The trumpet blared and the great horses thundered toward each other. The shining black armor and plumed casque of the Byzantine contrasted strongly with the dusty grey armor and plain iron bassinet of the Norman. Roger knew that Butumites would aim his lance directly at his unprotected face, and he bent low, glaring at his foe above the upper rim of his heavy shield. The hosts gave tongue as the knights shocked together with a rending crash. Both lances shivered to the hand-grips, and the horses were hurled back on their haunches. But Roger kept his seat, though half-stunned by the terrible impact, while Butumites was dashed from his saddle as though by a thunder-bolt. He lay where he had fallen, his burnished steel-clad limbs crumpled in the dust, blood oozing from his cracked helmet.

Roger reined in his rearing steed and slid to earth dazedly, his head still ringing. The breaking lance of the Byzantine, glancing from the rim of his shield, had torn his bassinet from his head, and all but ripped loose the tendons of his neck. He advanced rather stiffly to the group which had formed about the prostrate Greek. The casque with its nodding plumes had been lifted off, and Butumites looked up at the faces above him with glazed eyes. It was evident that the man was dying. His breast-plate was shattered, and his whole breastbone caved inward. Adhemar leaned above him, rosary in hand, muttering rapidly.

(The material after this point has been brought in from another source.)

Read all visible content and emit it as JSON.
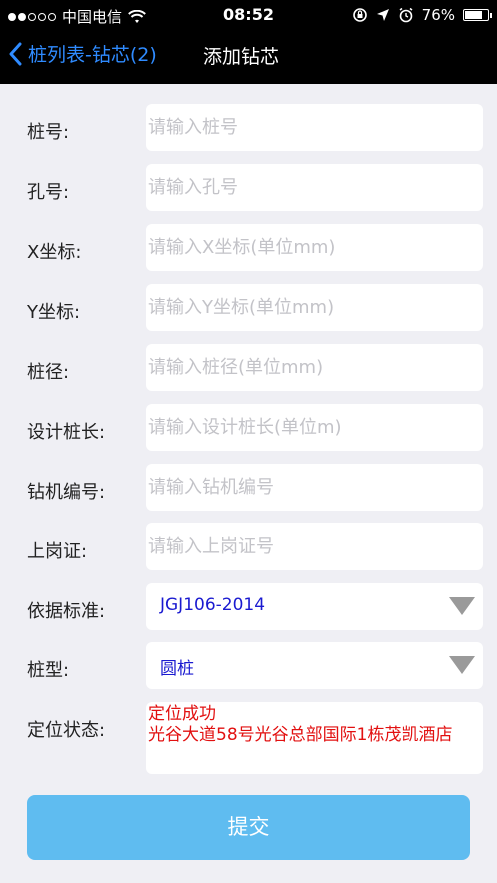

“My son, have you any confession?”

The dying lips worked, but only a dry rattle came from them. With a terrible effort the Greek muttered, “Doryleum—Kilidg Arslan—Bohemund—” blood gushed from his lips, and he stiffened, a still figure of burnished metal, steel-sheathed limbs falling awry.

Godfrey went into instant action.

“To horse!” he shouted. “A steed for Sir Roger! Bohemund needs aid and by the favor of God, he shall not call in vain!”

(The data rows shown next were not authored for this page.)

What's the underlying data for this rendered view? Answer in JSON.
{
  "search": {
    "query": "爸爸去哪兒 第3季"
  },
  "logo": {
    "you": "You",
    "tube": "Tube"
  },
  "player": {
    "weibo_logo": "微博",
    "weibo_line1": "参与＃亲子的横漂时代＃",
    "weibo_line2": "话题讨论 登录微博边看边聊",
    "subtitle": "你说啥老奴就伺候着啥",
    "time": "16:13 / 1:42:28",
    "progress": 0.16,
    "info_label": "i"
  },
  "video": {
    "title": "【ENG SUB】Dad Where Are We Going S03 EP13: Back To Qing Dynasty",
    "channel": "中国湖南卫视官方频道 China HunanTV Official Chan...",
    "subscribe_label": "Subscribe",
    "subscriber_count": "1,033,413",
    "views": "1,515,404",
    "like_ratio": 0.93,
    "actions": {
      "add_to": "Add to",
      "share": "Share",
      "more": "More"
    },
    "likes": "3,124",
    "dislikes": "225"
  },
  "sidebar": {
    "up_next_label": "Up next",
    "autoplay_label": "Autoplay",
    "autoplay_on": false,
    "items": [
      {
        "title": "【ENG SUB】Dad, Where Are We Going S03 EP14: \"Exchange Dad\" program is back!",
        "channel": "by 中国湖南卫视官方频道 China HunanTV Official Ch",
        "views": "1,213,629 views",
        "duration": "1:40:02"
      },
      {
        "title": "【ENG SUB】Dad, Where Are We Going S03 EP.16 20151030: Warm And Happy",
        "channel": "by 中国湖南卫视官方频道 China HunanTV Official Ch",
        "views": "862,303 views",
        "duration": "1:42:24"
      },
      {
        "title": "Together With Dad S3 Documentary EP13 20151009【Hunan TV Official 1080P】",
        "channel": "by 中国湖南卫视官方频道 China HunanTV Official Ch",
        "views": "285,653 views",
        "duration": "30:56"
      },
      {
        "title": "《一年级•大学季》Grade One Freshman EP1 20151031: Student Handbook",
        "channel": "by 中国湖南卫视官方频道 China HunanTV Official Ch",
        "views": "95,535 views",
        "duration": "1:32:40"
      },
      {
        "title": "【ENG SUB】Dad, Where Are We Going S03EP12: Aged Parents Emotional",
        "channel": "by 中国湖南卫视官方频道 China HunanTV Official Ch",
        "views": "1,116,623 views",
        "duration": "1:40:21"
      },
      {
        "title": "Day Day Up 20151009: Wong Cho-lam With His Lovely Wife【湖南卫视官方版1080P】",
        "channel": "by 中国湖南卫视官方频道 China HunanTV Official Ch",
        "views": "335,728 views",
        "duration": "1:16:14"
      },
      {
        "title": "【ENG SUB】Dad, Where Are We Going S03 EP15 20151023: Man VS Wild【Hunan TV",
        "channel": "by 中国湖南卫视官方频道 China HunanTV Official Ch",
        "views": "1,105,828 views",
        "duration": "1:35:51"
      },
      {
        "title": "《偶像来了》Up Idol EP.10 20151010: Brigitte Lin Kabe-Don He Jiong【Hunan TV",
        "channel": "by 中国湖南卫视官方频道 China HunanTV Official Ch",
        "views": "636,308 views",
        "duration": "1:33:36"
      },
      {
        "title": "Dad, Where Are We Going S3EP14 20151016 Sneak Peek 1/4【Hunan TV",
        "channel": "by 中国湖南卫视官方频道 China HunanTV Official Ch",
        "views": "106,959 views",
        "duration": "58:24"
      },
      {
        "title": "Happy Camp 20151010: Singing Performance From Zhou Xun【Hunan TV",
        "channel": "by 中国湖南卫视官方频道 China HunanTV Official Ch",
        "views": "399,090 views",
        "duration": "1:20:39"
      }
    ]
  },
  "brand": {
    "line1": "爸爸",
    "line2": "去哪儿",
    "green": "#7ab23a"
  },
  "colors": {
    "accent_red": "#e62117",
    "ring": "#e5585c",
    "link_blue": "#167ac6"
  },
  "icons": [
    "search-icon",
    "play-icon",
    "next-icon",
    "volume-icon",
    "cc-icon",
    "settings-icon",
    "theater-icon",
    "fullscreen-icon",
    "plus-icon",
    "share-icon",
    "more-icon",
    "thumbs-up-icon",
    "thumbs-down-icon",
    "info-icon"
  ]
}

The throng yelped and the scene became a medley of confusion, knights mounting, men-at-arms buckling on their armor.

“Wait!” exclaimed St. Gilles. “We can not go racing over these hills, wagons and footmen—some one must guard the supplies—”

“Do you this thing, my lord Raymond,” said Godfrey, a-fire with impatience. “Get the wagons under way, and follow with them and the footmen. My horsemen and I will push forward. Roger, lead the way!”